What You Can Do To Reduce Your Risk of Colorectal Cancer

Limit the amount of alcohol you drink: If you regularly have 2 or more alcoholic drinks a day you increase your risk of getting colorectal cancer by 20%.

Do not smoke: Smoking can cause many types of cancer and other diseases. There is no safe amount of smoking.

Limit how much processed and red meats you eat: Eating more than 100 grams of red meat (about the size of a deck of cards) or 50 grams of processed meat a day increases your risk of colorectal cancer by 20%.

Eat foods high in fibre: A high-fibre diet may help lower your risk of colorectal cancer. Fibre helps keep the colon healthy by speeding up the removal of stool (poop) from your body. You can get fibre from whole grains, vegetables and some fruit.

Maintain a healthy body weight: A high body weight can increase your risk of some cancers.  Working towards or keeping your best body weight can improve your overall health and reduce your cancer risk.

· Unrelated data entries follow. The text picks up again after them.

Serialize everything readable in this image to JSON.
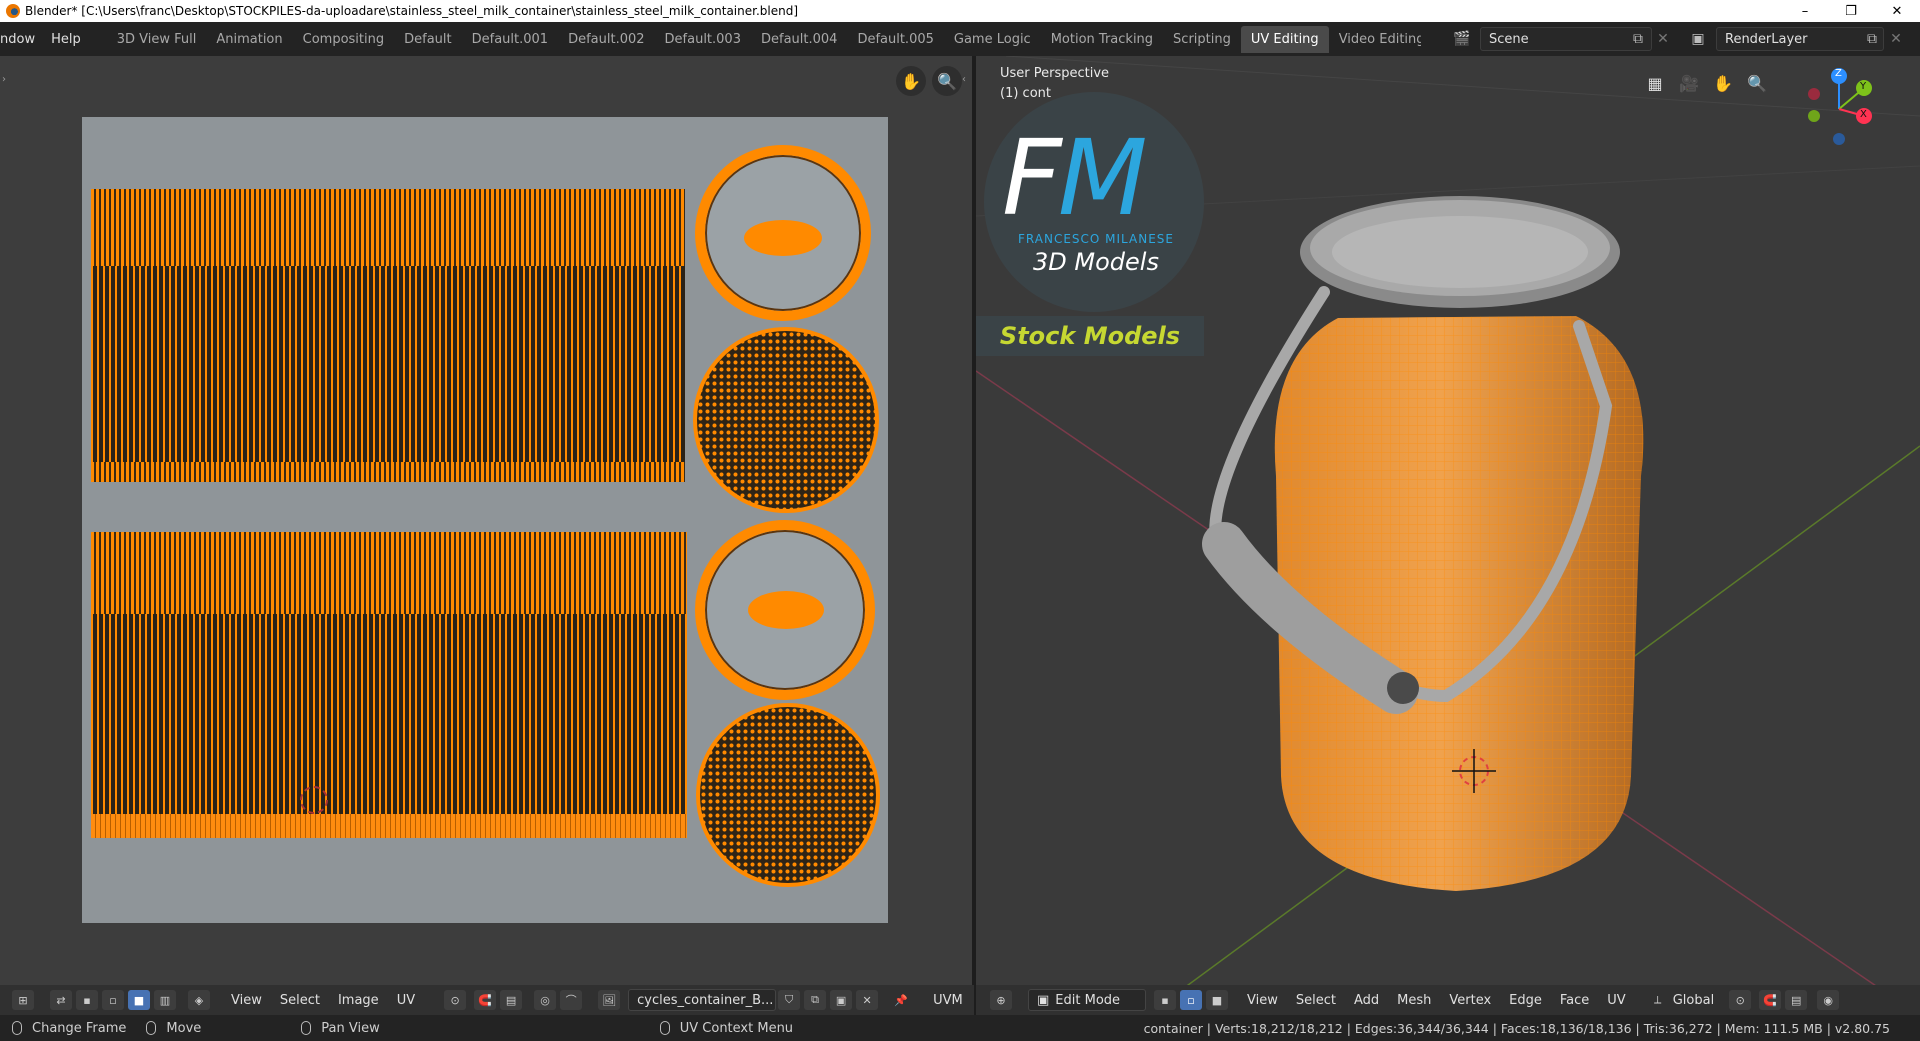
{
  "window": {
    "title": "Blender* [C:\\Users\\franc\\Desktop\\STOCKPILES-da-uploadare\\stainless_steel_milk_container\\stainless_steel_milk_container.blend]",
    "minimize": "–",
    "maximize": "❐",
    "close": "✕"
  },
  "menus": [
    "ndow",
    "Help"
  ],
  "workspaces": [
    "3D View Full",
    "Animation",
    "Compositing",
    "Default",
    "Default.001",
    "Default.002",
    "Default.003",
    "Default.004",
    "Default.005",
    "Game Logic",
    "Motion Tracking",
    "Scripting",
    "UV Editing",
    "Video Editing"
  ],
  "active_workspace": "UV Editing",
  "scene": {
    "name": "Scene",
    "render_layer": "RenderLayer"
  },
  "uv_editor": {
    "menus": [
      "View",
      "Select",
      "Image",
      "UV"
    ],
    "image_name": "cycles_container_B...",
    "uv_map_label": "UVM"
  },
  "viewport": {
    "perspective_label": "User Perspective",
    "object_label": "(1) cont",
    "mode": "Edit Mode",
    "menus": [
      "View",
      "Select",
      "Add",
      "Mesh",
      "Vertex",
      "Edge",
      "Face",
      "UV"
    ],
    "transform_orientation": "Global",
    "gizmo_axes": {
      "z": "Z",
      "y": "Y",
      "x": "X"
    }
  },
  "watermark": {
    "letters_f": "F",
    "letters_m": "M",
    "author": "FRANCESCO MILANESE",
    "subtitle": "3D Models",
    "banner": "Stock Models"
  },
  "statusbar": {
    "items": [
      "Change Frame",
      "Move",
      "Pan View",
      "UV Context Menu"
    ],
    "stats": "container | Verts:18,212/18,212 | Edges:36,344/36,344 | Faces:18,136/18,136 | Tris:36,272 | Mem: 111.5 MB | v2.80.75"
  },
  "colors": {
    "accent": "#4772b3",
    "selection_orange": "#ff8a00",
    "watermark_blue": "#2ca6de",
    "watermark_green": "#c6d832"
  }
}
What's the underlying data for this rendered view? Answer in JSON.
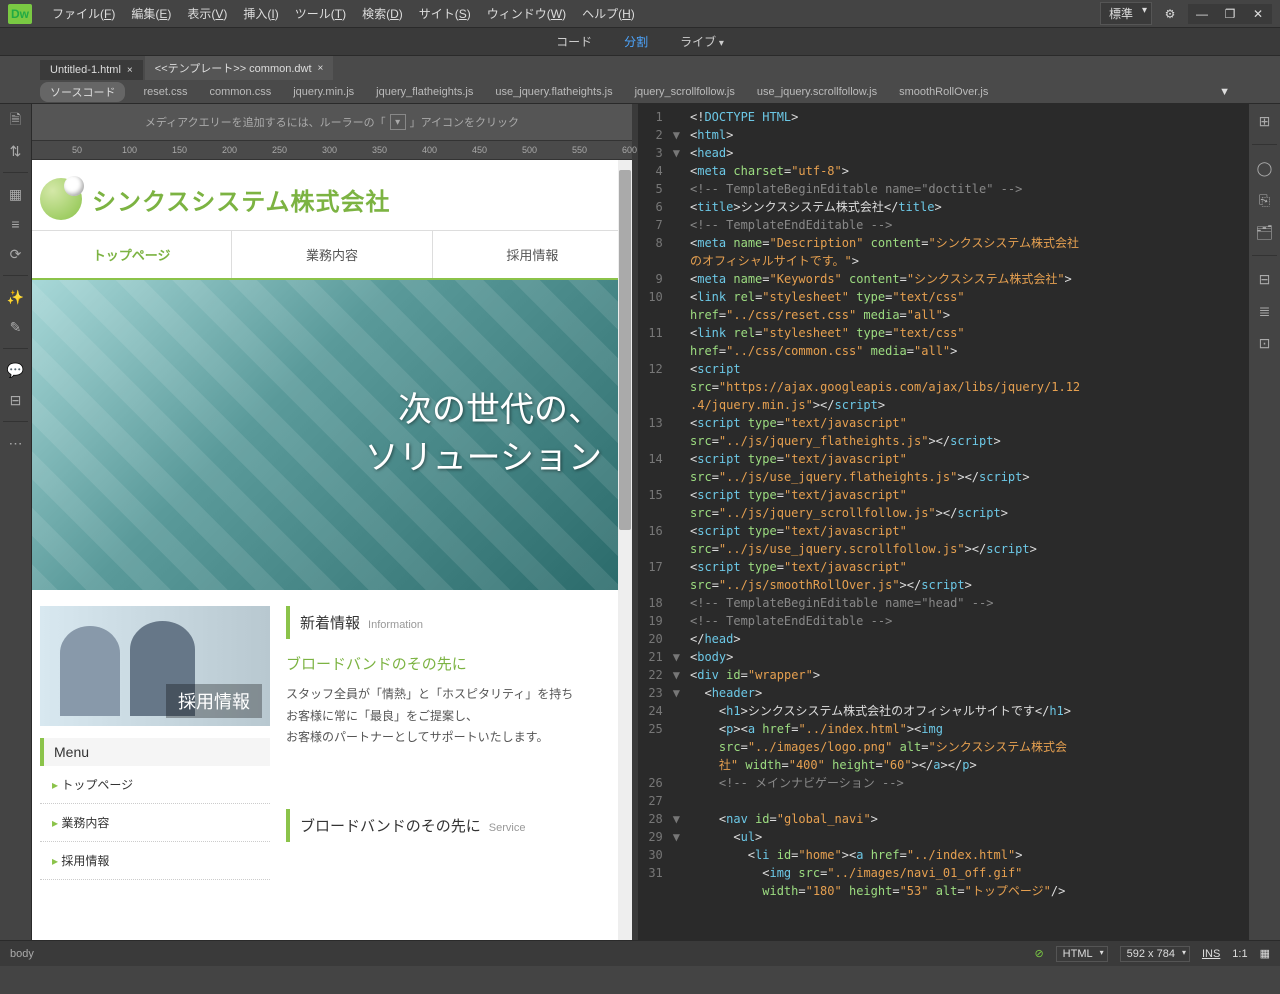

Be physically active: Low levels of physical activity may increase your risk of some cancer. People of all body weights can benefit from physical activity. Physical activity has many health benefits, even without weight loss. Be physically active for at least 20 to 30 minutes each day, if possible. You can do this by completing 10 minutes of activity at a time. 

Check if you are at high risk: Your family history of cancer increases your risk of developing colorectal cancer. Genetic testing can tell if you have genetic changes (mutations) that increase your risk of certain cancers, like colorectal cancer. Some rare genetic conditions are strongly related to colorectal cancer. Ask your family doctor or nurse practitioner if you would benefit from a genetic assessment.

A close up of the word cure and an image of a check mark.